Il est encore trop tôt pour prévoir la suite des choses à l’OMC. D’ores et déjà, on peut cependant affirmer qu’une nouvelle étape vient d’être franchie sur la question agroalimentaire.  Certains pays d’Amérique du sud entrevoient des accords entre eux et avec l’Europe. Au Québec, il existe actuellement un ensemble de forces qui préparent encore de mille et une façons une politique alimentaire originale et qui attend l’accompagnement politique. Comme il l’a fait pour l’exception culturelle,  le Québec peut chercher des alliés dans d’autres pays pour promouvoir une autre façon d’avoir une prise sur son alimentation. En bout de piste, ce que rappelle ici le mouvement altermondialiste, c’est qu’il n’est pas suffisant de s’adapter aux orientations des puissants, encore faut-il s’interroger sur la direction que nous voulons prendre collectivement. L’innovation est alors incontournable et elle doit se donner des réseaux de complices pour dépasser l’émiettement et la récupération.

Guy Paiement est ex-président de la Table de concertation sur la faim et le développement social de Montréal et membre du comité national des Journées sociales du Québec.

[1] Table de concertation sur la faim et le développement social de Montréal – Comité de mobilisation politique, Pour une politique nationale de l’alimentation au Québec, Montréal, TCFDSMM, 31 mars 2007.
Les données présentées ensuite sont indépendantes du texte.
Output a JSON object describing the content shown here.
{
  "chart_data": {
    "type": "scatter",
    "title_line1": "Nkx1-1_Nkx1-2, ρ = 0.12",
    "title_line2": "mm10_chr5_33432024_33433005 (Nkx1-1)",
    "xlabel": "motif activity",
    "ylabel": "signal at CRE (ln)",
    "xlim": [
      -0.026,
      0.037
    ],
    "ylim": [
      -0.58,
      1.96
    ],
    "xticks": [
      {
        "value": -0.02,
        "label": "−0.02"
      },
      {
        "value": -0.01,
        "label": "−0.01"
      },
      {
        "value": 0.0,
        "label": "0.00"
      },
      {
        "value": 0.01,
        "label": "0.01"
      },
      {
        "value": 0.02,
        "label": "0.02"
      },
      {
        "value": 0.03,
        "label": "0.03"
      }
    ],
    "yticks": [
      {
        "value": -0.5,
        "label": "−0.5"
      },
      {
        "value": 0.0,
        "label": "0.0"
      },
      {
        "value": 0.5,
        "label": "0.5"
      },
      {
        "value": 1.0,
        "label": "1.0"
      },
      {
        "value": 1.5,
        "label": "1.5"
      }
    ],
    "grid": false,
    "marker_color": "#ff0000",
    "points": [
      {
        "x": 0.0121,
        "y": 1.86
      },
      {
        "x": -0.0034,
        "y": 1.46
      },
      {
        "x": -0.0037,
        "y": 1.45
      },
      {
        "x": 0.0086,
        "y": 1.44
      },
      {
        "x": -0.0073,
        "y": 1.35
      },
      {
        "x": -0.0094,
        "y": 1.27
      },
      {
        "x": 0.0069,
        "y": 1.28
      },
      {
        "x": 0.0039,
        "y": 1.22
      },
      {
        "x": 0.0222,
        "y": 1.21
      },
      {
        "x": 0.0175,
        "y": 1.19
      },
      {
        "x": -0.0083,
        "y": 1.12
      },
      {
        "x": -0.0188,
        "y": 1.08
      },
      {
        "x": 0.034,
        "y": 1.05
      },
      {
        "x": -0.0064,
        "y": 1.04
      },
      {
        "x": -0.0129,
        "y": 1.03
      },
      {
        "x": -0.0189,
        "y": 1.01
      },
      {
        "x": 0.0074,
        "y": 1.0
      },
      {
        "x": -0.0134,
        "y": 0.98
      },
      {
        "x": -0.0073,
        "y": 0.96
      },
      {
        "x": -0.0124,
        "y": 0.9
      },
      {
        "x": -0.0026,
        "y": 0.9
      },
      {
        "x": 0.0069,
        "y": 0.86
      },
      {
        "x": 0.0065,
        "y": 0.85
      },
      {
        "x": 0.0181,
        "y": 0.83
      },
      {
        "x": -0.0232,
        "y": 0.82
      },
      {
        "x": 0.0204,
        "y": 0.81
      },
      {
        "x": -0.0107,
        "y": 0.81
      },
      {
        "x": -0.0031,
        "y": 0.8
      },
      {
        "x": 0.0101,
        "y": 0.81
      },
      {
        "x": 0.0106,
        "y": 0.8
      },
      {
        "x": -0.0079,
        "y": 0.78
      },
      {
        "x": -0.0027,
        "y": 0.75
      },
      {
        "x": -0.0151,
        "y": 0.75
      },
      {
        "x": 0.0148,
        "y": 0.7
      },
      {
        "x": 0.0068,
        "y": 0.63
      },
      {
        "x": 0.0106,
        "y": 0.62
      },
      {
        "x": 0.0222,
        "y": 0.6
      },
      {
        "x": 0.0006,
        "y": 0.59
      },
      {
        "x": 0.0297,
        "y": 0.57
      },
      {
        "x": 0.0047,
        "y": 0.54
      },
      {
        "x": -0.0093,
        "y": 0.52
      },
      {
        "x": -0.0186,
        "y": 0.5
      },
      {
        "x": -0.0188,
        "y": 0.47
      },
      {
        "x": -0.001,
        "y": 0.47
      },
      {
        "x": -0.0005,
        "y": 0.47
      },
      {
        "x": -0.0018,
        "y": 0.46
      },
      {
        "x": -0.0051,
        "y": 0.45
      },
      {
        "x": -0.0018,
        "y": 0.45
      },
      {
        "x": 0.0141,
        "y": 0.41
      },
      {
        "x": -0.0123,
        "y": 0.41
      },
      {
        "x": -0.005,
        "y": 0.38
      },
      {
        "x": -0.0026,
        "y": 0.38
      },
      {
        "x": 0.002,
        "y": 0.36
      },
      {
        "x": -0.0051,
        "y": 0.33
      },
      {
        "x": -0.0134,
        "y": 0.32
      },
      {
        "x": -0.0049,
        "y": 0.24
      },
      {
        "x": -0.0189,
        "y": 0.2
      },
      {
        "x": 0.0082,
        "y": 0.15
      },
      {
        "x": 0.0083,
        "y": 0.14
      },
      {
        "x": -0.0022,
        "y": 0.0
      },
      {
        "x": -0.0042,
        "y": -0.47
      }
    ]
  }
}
Repères bibliographiques :

ATTAC, Inégalités, crises, guerres : sortir de l’impasse, Paris, Mille et une nuits, 2003.

Roméo Bouchard, Plaidoyer pour une agriculture paysanne, Montréal, Écosociété, 2002.

Développement et paix, La faim et le profit : crise du système alimentaire, Montréal, juin 2008.

Jacques B. Gélinas, La globalisation du monde : laisser faire ou faire?, Montréal, Écosociété, 2000.

John Madeley, Le commerce de la faim. La sécurité alimentaire sacrifiée à l’autel du libre-échange, Montréal, Écosociété, 2002.

Helena Norberg-Hodge et al., Manger local : Un choix écologique et économique, Montréal, Écosociété, 2005.

Revue Relations, L’agriculture insoutenable, Montréal, numéro 277, juin 2002.

Jean Ziegler, Le droit à l’alimentation, Paris, Mille et une nuits, 2003.